Administradoras de Consórcio: pessoa jurídica prestadora de serviços com objeto social principal voltado à administração de grupos de consórcio, constituída sob a forma de sociedade limitada ou sociedade anônima (Lei n. 11.795/08).
Fintechs de Crédito: desde abril de 2018 o CMN regulou a atividade das fintechs por meio das Resoluções n. 4.656 e 4.657, prevendo que esse tipo de instituição possa atuar em vários mercados financeiros. Especificamente quanto às fintechs de crédito, elas podem ser autorizadas a funcionar no país, para intermediação entre credores e devedores por meio de negociações realizadas em meio eletrônico, na forma de Sociedade de Crédito Direto (SCD) e Sociedade de Empréstimo entre Pessoas (SEP).
Demais Instituições não Bancárias
Sob o rótulo de instituições não bancárias, o mercado de crédito do SFN trata as instituições que não se enquadram nas categorias acima discriminadas, mas, ainda assim, prestam serviços financeiros aos clientes e participam do processo de intermediação de recursos, sendo fiscalizadas pelo BACEN. Elas são consideradas instituições não bancárias porque não recebem depósitos à vista, não mantém consta corrente de clientes e nem podem criar moeda por meio de operações de crédito, restando-lhes operar com ativos não monetários. São elas:
- sociedades de crédito, financiamento e investimento (financeiras);
- agências de fomento;
- associações de poupança e empréstimo;
- sociedades de crédito imobiliário;
- companhias hipotecárias;
- sociedades de crédito ao microempreendedor e à empresa de pequeno porte; e
- sociedades de arrendamento mercantil (leasing).
Instituições Excluídas do SFN
A normatização pelo CMN e a fiscalização pelo BACEN são pontos característicos de todas as instituições financeiras que fazem parte do mercado de crédito. Tal critério exclui algumas entidades que possuem papel relevante na economia.

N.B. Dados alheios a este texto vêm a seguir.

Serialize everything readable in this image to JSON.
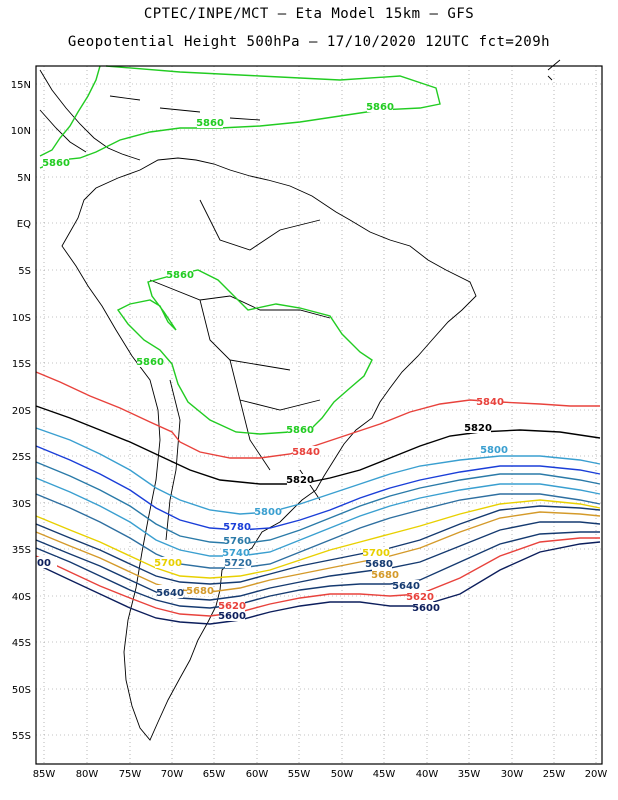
{
  "title_line1": "CPTEC/INPE/MCT –  Eta Model 15km – GFS",
  "title_line2": "Geopotential Height 500hPa – 17/10/2020 12UTC fct=209h",
  "lat_labels": [
    "15N",
    "10N",
    "5N",
    "EQ",
    "5S",
    "10S",
    "15S",
    "20S",
    "25S",
    "30S",
    "35S",
    "40S",
    "45S",
    "50S",
    "55S"
  ],
  "lon_labels": [
    "85W",
    "80W",
    "75W",
    "70W",
    "65W",
    "60W",
    "55W",
    "50W",
    "45W",
    "40W",
    "35W",
    "30W",
    "25W",
    "20W"
  ],
  "contour_labels": [
    {
      "text": "5860",
      "color": "#22cc22"
    },
    {
      "text": "5860",
      "color": "#22cc22"
    },
    {
      "text": "5860",
      "color": "#22cc22"
    },
    {
      "text": "5860",
      "color": "#22cc22"
    },
    {
      "text": "5860",
      "color": "#22cc22"
    },
    {
      "text": "5860",
      "color": "#22cc22"
    },
    {
      "text": "5840",
      "color": "#e8423c"
    },
    {
      "text": "5840",
      "color": "#e8423c"
    },
    {
      "text": "5820",
      "color": "#000000"
    },
    {
      "text": "5820",
      "color": "#000000"
    },
    {
      "text": "5800",
      "color": "#3a9fd0"
    },
    {
      "text": "5800",
      "color": "#3a9fd0"
    },
    {
      "text": "5780",
      "color": "#1a3ed8"
    },
    {
      "text": "5760",
      "color": "#2a7aa8"
    },
    {
      "text": "5740",
      "color": "#3a9fd0"
    },
    {
      "text": "5720",
      "color": "#2e6fa0"
    },
    {
      "text": "5700",
      "color": "#e8d000"
    },
    {
      "text": "5700",
      "color": "#e8d000"
    },
    {
      "text": "5680",
      "color": "#153a70"
    },
    {
      "text": "5680",
      "color": "#d49a2a"
    },
    {
      "text": "5680",
      "color": "#d49a2a"
    },
    {
      "text": "5660",
      "color": "#153a70"
    },
    {
      "text": "5640",
      "color": "#153a70"
    },
    {
      "text": "5640",
      "color": "#153a70"
    },
    {
      "text": "5620",
      "color": "#e8423c"
    },
    {
      "text": "5620",
      "color": "#e8423c"
    },
    {
      "text": "5600",
      "color": "#0c1e5c"
    },
    {
      "text": "5600",
      "color": "#0c1e5c"
    },
    {
      "text": "00",
      "color": "#0c1e5c"
    }
  ],
  "colors": {
    "green": "#22cc22",
    "red": "#e8423c",
    "black": "#000000",
    "teal": "#3a9fd0",
    "blue": "#1a3ed8",
    "yellow": "#e8d000",
    "orange": "#d49a2a",
    "navy": "#0c1e5c"
  }
}
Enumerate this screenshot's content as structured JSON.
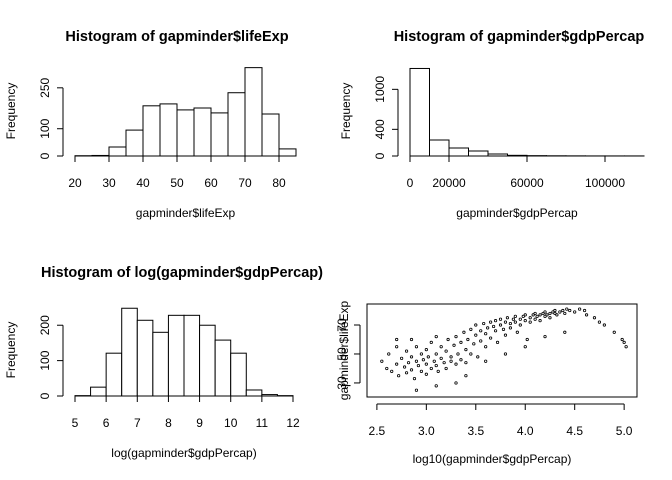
{
  "chart_data": [
    {
      "type": "histogram",
      "title": "Histogram of gapminder$lifeExp",
      "xlabel": "gapminder$lifeExp",
      "ylabel": "Frequency",
      "bins": [
        20,
        25,
        30,
        35,
        40,
        45,
        50,
        55,
        60,
        65,
        70,
        75,
        80,
        85
      ],
      "values": [
        1,
        2,
        33,
        95,
        184,
        191,
        169,
        176,
        158,
        232,
        324,
        154,
        26
      ],
      "xlim": [
        20,
        85
      ],
      "ylim": [
        0,
        330
      ],
      "xticks": [
        20,
        30,
        40,
        50,
        60,
        70,
        80
      ],
      "yticks": [
        0,
        100,
        250
      ],
      "color": "#ffffff"
    },
    {
      "type": "histogram",
      "title": "Histogram of gapminder$gdpPercap",
      "xlabel": "gapminder$gdpPercap",
      "ylabel": "Frequency",
      "bins": [
        0,
        10000,
        20000,
        30000,
        40000,
        50000,
        60000,
        70000,
        80000,
        90000,
        100000,
        110000,
        120000
      ],
      "values": [
        1313,
        240,
        120,
        75,
        30,
        10,
        5,
        3,
        2,
        1,
        1,
        1
      ],
      "xlim": [
        0,
        120000
      ],
      "ylim": [
        0,
        1350
      ],
      "xticks": [
        0,
        20000,
        60000,
        100000
      ],
      "yticks": [
        0,
        400,
        1000
      ],
      "color": "#ffffff"
    },
    {
      "type": "histogram",
      "title": "Histogram of log(gapminder$gdpPercap)",
      "xlabel": "log(gapminder$gdpPercap)",
      "ylabel": "Frequency",
      "bins": [
        5,
        5.5,
        6,
        6.5,
        7,
        7.5,
        8,
        8.5,
        9,
        9.5,
        10,
        10.5,
        11,
        11.5,
        12
      ],
      "values": [
        1,
        25,
        121,
        248,
        214,
        180,
        228,
        228,
        200,
        158,
        121,
        17,
        4,
        1
      ],
      "xlim": [
        5,
        12
      ],
      "ylim": [
        0,
        260
      ],
      "xticks": [
        5,
        6,
        7,
        8,
        9,
        10,
        11,
        12
      ],
      "yticks": [
        0,
        100,
        200
      ],
      "color": "#ffffff"
    },
    {
      "type": "scatter",
      "xlabel": "log10(gapminder$gdpPercap)",
      "ylabel": "gapminder$lifeExp",
      "xlim": [
        2.4,
        5.13
      ],
      "ylim": [
        20.3,
        84.5
      ],
      "xticks": [
        {
          "value": 2.5,
          "label": "2.5"
        },
        {
          "value": 3,
          "label": "3.0"
        },
        {
          "value": 3.5,
          "label": "3.5"
        },
        {
          "value": 4,
          "label": "4.0"
        },
        {
          "value": 4.5,
          "label": "4.5"
        },
        {
          "value": 5,
          "label": "5.0"
        }
      ],
      "yticks": [
        30,
        50,
        70
      ],
      "color": "#000000",
      "x": [
        2.55,
        2.6,
        2.62,
        2.65,
        2.7,
        2.7,
        2.72,
        2.75,
        2.78,
        2.8,
        2.8,
        2.82,
        2.85,
        2.85,
        2.88,
        2.9,
        2.9,
        2.92,
        2.95,
        2.95,
        2.97,
        3.0,
        3.0,
        3.0,
        3.02,
        3.05,
        3.05,
        3.08,
        3.1,
        3.1,
        3.12,
        3.15,
        3.15,
        3.18,
        3.2,
        3.2,
        3.22,
        3.25,
        3.25,
        3.28,
        3.3,
        3.3,
        3.32,
        3.35,
        3.35,
        3.38,
        3.4,
        3.4,
        3.42,
        3.45,
        3.45,
        3.48,
        3.5,
        3.5,
        3.52,
        3.55,
        3.55,
        3.58,
        3.6,
        3.6,
        3.62,
        3.65,
        3.65,
        3.68,
        3.7,
        3.7,
        3.72,
        3.75,
        3.75,
        3.78,
        3.8,
        3.8,
        3.82,
        3.85,
        3.85,
        3.88,
        3.9,
        3.9,
        3.92,
        3.95,
        3.95,
        3.98,
        4.0,
        4.0,
        4.02,
        4.05,
        4.05,
        4.08,
        4.1,
        4.1,
        4.12,
        4.15,
        4.15,
        4.18,
        4.2,
        4.2,
        4.22,
        4.25,
        4.25,
        4.28,
        4.3,
        4.3,
        4.32,
        4.35,
        4.38,
        4.4,
        4.42,
        4.45,
        4.5,
        4.55,
        4.6,
        4.62,
        4.7,
        4.75,
        4.8,
        4.9,
        4.98,
        5.0,
        5.02,
        3.3,
        3.1,
        2.9,
        3.4,
        4.2,
        4.4,
        3.6,
        3.8,
        4.0,
        2.85,
        3.1,
        2.7
      ],
      "y": [
        45,
        40,
        50,
        38,
        43,
        55,
        35,
        47,
        41,
        52,
        37,
        44,
        48,
        39,
        33,
        45,
        55,
        42,
        50,
        38,
        46,
        43,
        53,
        36,
        48,
        40,
        58,
        45,
        50,
        42,
        38,
        47,
        55,
        44,
        52,
        40,
        60,
        48,
        45,
        56,
        43,
        62,
        50,
        58,
        46,
        65,
        53,
        44,
        60,
        67,
        50,
        57,
        63,
        70,
        48,
        66,
        59,
        71,
        64,
        55,
        68,
        72,
        61,
        69,
        66,
        73,
        58,
        70,
        74,
        67,
        72,
        63,
        75,
        71,
        68,
        74,
        72,
        76,
        65,
        74,
        70,
        76,
        73,
        77,
        60,
        75,
        72,
        77,
        74,
        78,
        76,
        77,
        73,
        78,
        76,
        79,
        77,
        78,
        75,
        79,
        78,
        80,
        77,
        79,
        80,
        78,
        81,
        80,
        79,
        81,
        80,
        77,
        75,
        72,
        70,
        65,
        60,
        58,
        55,
        30,
        28,
        25,
        35,
        62,
        65,
        45,
        50,
        55,
        60,
        62,
        60
      ]
    }
  ]
}
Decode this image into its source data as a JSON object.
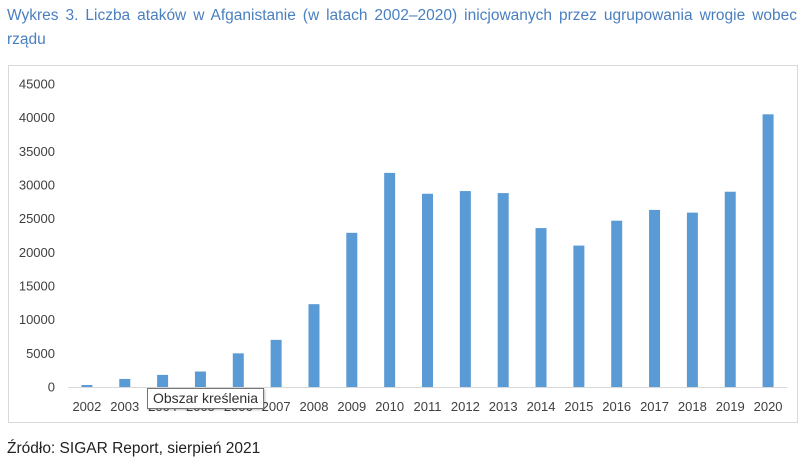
{
  "caption": "Wykres 3. Liczba ataków w Afganistanie (w latach 2002–2020) inicjowanych przez ugrupowania wrogie wobec rządu",
  "tooltip": "Obszar kreślenia",
  "source": "Źródło: SIGAR Report, sierpień 2021",
  "colors": {
    "bar": "#5b9bd5",
    "axis": "#d9d9d9",
    "caption": "#4a7fbf"
  },
  "chart_data": {
    "type": "bar",
    "title": "",
    "xlabel": "",
    "ylabel": "",
    "ylim": [
      0,
      45000
    ],
    "yticks": [
      "0",
      "5000",
      "10000",
      "15000",
      "20000",
      "25000",
      "30000",
      "35000",
      "40000",
      "45000"
    ],
    "grid": false,
    "legend": "none",
    "categories": [
      "2002",
      "2003",
      "2004",
      "2005",
      "2006",
      "2007",
      "2008",
      "2009",
      "2010",
      "2011",
      "2012",
      "2013",
      "2014",
      "2015",
      "2016",
      "2017",
      "2018",
      "2019",
      "2020"
    ],
    "values": [
      300,
      1200,
      1800,
      2300,
      5000,
      7000,
      12300,
      22900,
      31800,
      28700,
      29100,
      28800,
      23600,
      21000,
      24700,
      26300,
      25900,
      29000,
      40500
    ]
  }
}
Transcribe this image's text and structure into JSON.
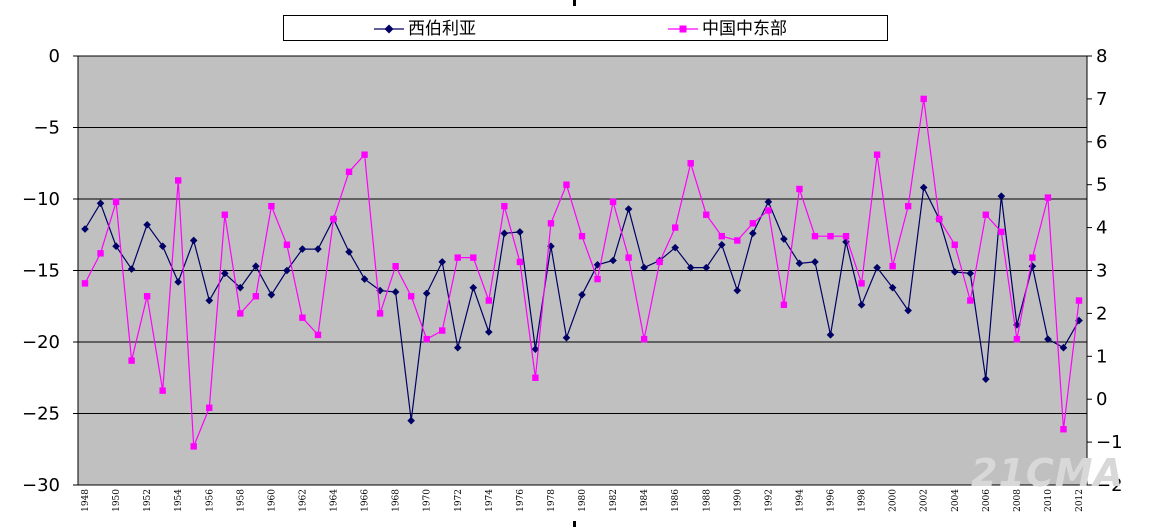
{
  "chart_data": {
    "type": "line",
    "x": [
      1948,
      1949,
      1950,
      1951,
      1952,
      1953,
      1954,
      1955,
      1956,
      1957,
      1958,
      1959,
      1960,
      1961,
      1962,
      1963,
      1964,
      1965,
      1966,
      1967,
      1968,
      1969,
      1970,
      1971,
      1972,
      1973,
      1974,
      1975,
      1976,
      1977,
      1978,
      1979,
      1980,
      1981,
      1982,
      1983,
      1984,
      1985,
      1986,
      1987,
      1988,
      1989,
      1990,
      1991,
      1992,
      1993,
      1994,
      1995,
      1996,
      1997,
      1998,
      1999,
      2000,
      2001,
      2002,
      2003,
      2004,
      2005,
      2006,
      2007,
      2008,
      2009,
      2010,
      2011,
      2012
    ],
    "x_tick_labels": [
      "1948",
      "1950",
      "1952",
      "1954",
      "1956",
      "1958",
      "1960",
      "1962",
      "1964",
      "1966",
      "1968",
      "1970",
      "1972",
      "1974",
      "1976",
      "1978",
      "1980",
      "1982",
      "1984",
      "1986",
      "1988",
      "1990",
      "1992",
      "1994",
      "1996",
      "1998",
      "2000",
      "2002",
      "2004",
      "2006",
      "2008",
      "2010",
      "2012"
    ],
    "series": [
      {
        "name": "西伯利亚",
        "axis": "left",
        "color": "#000066",
        "marker": "diamond",
        "values": [
          -12.1,
          -10.3,
          -13.3,
          -14.9,
          -11.8,
          -13.3,
          -15.8,
          -12.9,
          -17.1,
          -15.2,
          -16.2,
          -14.7,
          -16.7,
          -15.0,
          -13.5,
          -13.5,
          -11.4,
          -13.7,
          -15.6,
          -16.4,
          -16.5,
          -25.5,
          -16.6,
          -14.4,
          -20.4,
          -16.2,
          -19.3,
          -12.4,
          -12.3,
          -20.5,
          -13.3,
          -19.7,
          -16.7,
          -14.6,
          -14.3,
          -10.7,
          -14.8,
          -14.3,
          -13.4,
          -14.8,
          -14.8,
          -13.2,
          -16.4,
          -12.4,
          -10.2,
          -12.8,
          -14.5,
          -14.4,
          -19.5,
          -13.0,
          -17.4,
          -14.8,
          -16.2,
          -17.8,
          -9.2,
          -11.4,
          -15.1,
          -15.2,
          -22.6,
          -9.8,
          -18.8,
          -14.7,
          -19.8,
          -20.4,
          -18.5
        ]
      },
      {
        "name": "中国中东部",
        "axis": "right",
        "color": "#ff00ff",
        "marker": "square",
        "values": [
          2.7,
          3.4,
          4.6,
          0.9,
          2.4,
          0.2,
          5.1,
          -1.1,
          -0.2,
          4.3,
          2.0,
          2.4,
          4.5,
          3.6,
          1.9,
          1.5,
          4.2,
          5.3,
          5.7,
          2.0,
          3.1,
          2.4,
          1.4,
          1.6,
          3.3,
          3.3,
          2.3,
          4.5,
          3.2,
          0.5,
          4.1,
          5.0,
          3.8,
          2.8,
          4.6,
          3.3,
          1.4,
          3.2,
          4.0,
          5.5,
          4.3,
          3.8,
          3.7,
          4.1,
          4.4,
          2.2,
          4.9,
          3.8,
          3.8,
          3.8,
          2.7,
          5.7,
          3.1,
          4.5,
          7.0,
          4.2,
          3.6,
          2.3,
          4.3,
          3.9,
          1.4,
          3.3,
          4.7,
          -0.7,
          2.3
        ]
      }
    ],
    "y_left": {
      "ylim": [
        -30,
        0
      ],
      "ticks": [
        0,
        -5,
        -10,
        -15,
        -20,
        -25,
        -30
      ],
      "tick_labels": [
        "0",
        "−5",
        "−10",
        "−15",
        "−20",
        "−25",
        "−30"
      ]
    },
    "y_right": {
      "ylim": [
        -2,
        8
      ],
      "ticks": [
        8,
        7,
        6,
        5,
        4,
        3,
        2,
        1,
        0,
        -1,
        -2
      ],
      "tick_labels": [
        "8",
        "7",
        "6",
        "5",
        "4",
        "3",
        "2",
        "1",
        "0",
        "−1",
        "−2"
      ]
    },
    "grid": "horizontal",
    "legend_position": "top",
    "plot_background": "#c0c0c0"
  },
  "legend": {
    "items": [
      {
        "label": "西伯利亚",
        "color": "#000066",
        "marker": "diamond"
      },
      {
        "label": "中国中东部",
        "color": "#ff00ff",
        "marker": "square"
      }
    ]
  },
  "watermark": "21CMA"
}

Nessa situação se encontram os arranjos de pagamento não integrantes do SBPque, por possuírem volumes reduzidos de transações ou por apresentarem um propósito limitado de uso (Resolução BACEN n. 150/21), não oferecem risco ao normal funcionamento das transações de varejo no país. Esses arranjos de pagamento prescindem de autorização do Banco Central do Brasil para funcionamento.
Também não estão no SFN as empresas simples de crédito, instituídas pela LC 167/19, que deve adotar a forma de empresa individual de responsabilidade limitada, empresário individual ou sociedade limitada constituída exclusivamente por pessoas naturais. Embora comunique as operações suspeitas ao COAF (art. 9º, parágrafo único, inciso V, da Lei n. 9.613/98), não são supervisionadas pelo BACEN.
Por fim, as empresas de factoringtambém não são consideradas instituições financeiras. Factoring é atividade mercantil, não financeira. Embora comunique as operações suspeitas ao COAF (art. 9º, parágrafo único, inciso V, da Lei n. 9.613/98), não são supervisionadas pelo BACEN.